To say logging is the cause of the problem, or a negative disturbance to the cycle anywhere I can think of in North America is absurd...it is a synthetic disturbance sure, and frankly the only remaining disturbance available.  Fragmented habitat due to development, fire suppression, and lack of successional habitat due to ending logging is the problem.  Different types of forests in different latitudes require different types of fire...some benefit from low frequent low intensity fires, some high intensity fires..others become deserts for 40-50 years after one.  Most of the single age timber forests we have, even in NJ, are becoming ecological deserts and you can thank misguided environmental groups like the sierra club for that.   They re-introduced radio collared lynx into the public areas of the Adirondacks with no logging and they died of starvation within months, since nothing below them on the food chain could survive in an single age mature forest.  Logging also creates a disturbance without damaging legacy bacteria and fungus that may not survive a high intensity fire, in fact as part of my healthy forest plan I cut and let certain trees lay that provide continued food for fungus and bacteria, insects,  for a total healthy ecosystem.   

We have had some very large fires btw burn uncontrolled, 50,000 acre plus fires...including the one that started in Warren Grove from the air to ground range.
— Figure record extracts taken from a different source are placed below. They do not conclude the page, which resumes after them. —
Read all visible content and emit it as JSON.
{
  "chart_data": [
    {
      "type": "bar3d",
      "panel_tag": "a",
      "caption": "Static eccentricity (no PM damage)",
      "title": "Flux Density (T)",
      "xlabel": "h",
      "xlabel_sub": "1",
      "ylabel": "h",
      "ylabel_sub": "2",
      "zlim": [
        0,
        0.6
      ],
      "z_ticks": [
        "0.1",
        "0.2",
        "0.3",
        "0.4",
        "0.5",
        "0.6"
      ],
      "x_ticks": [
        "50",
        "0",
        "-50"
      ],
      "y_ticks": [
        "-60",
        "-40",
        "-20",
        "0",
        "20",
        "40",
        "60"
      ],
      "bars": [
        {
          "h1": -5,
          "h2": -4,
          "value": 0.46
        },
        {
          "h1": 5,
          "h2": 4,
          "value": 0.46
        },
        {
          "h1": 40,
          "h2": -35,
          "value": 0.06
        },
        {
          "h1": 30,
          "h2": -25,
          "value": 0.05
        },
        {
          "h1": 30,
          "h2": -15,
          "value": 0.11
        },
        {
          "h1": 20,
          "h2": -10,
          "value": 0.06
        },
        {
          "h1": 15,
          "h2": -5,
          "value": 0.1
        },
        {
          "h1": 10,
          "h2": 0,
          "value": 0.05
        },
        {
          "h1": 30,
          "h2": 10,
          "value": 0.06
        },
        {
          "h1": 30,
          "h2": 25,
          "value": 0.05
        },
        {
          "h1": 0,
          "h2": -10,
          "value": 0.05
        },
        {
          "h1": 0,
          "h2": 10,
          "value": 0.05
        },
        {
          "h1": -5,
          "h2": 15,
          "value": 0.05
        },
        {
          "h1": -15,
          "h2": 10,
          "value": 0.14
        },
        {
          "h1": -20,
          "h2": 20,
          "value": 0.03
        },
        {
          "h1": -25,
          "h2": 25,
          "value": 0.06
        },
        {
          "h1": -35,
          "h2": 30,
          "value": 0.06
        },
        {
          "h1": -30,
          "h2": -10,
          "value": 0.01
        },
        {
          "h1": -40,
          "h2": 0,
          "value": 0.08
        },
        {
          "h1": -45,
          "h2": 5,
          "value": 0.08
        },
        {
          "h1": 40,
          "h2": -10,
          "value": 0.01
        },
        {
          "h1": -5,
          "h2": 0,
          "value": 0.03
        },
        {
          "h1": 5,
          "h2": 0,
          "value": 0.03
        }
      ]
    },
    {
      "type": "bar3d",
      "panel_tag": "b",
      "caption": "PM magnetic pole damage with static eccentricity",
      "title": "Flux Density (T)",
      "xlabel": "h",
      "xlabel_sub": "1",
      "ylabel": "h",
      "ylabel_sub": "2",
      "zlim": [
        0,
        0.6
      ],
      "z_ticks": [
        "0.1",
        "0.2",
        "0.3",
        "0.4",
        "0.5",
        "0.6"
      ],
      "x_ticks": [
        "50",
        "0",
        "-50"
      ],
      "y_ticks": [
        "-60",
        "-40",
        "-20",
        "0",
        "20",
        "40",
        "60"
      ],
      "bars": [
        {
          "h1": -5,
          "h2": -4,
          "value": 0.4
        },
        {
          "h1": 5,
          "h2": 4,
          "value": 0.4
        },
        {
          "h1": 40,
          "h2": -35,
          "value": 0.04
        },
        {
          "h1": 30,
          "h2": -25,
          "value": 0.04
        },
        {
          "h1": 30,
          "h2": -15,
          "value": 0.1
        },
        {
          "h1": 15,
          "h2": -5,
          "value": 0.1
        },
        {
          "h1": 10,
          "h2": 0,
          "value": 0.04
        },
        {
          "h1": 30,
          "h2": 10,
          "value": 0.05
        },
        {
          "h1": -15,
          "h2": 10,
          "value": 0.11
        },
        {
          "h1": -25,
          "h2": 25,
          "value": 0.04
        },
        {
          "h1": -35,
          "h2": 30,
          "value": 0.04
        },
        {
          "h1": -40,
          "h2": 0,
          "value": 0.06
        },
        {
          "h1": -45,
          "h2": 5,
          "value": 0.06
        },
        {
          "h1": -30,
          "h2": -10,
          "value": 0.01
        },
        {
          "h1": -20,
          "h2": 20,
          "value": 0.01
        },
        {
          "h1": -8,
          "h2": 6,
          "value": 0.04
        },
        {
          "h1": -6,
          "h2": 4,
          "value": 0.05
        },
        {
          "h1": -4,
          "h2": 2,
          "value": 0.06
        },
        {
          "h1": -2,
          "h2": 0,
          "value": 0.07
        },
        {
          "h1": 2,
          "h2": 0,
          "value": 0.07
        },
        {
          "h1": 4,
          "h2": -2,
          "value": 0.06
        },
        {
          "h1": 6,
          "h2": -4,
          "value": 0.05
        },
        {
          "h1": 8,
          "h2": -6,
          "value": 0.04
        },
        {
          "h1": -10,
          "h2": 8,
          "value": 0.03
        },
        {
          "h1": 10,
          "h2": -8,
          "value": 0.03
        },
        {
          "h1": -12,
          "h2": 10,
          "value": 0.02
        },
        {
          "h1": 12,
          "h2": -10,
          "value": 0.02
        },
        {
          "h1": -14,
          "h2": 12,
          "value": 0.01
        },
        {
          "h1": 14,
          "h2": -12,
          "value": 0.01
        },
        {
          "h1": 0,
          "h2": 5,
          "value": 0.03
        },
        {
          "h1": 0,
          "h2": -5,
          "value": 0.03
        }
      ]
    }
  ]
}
Have you looked at that area over the next 10 years...it is the inverse of what you describe in density and specie balance. 

Not to mention young forests soak up carbon dioxide like a sponge....logging is the best thing you can do for global warming in the NH...in the SH and equatorial rainforests it is essentially the opposite.  Sadly 3rd world nations are logging and clearing for cattle in the most damaging places, and in the NH green groups are stopping logging where it needs to happen.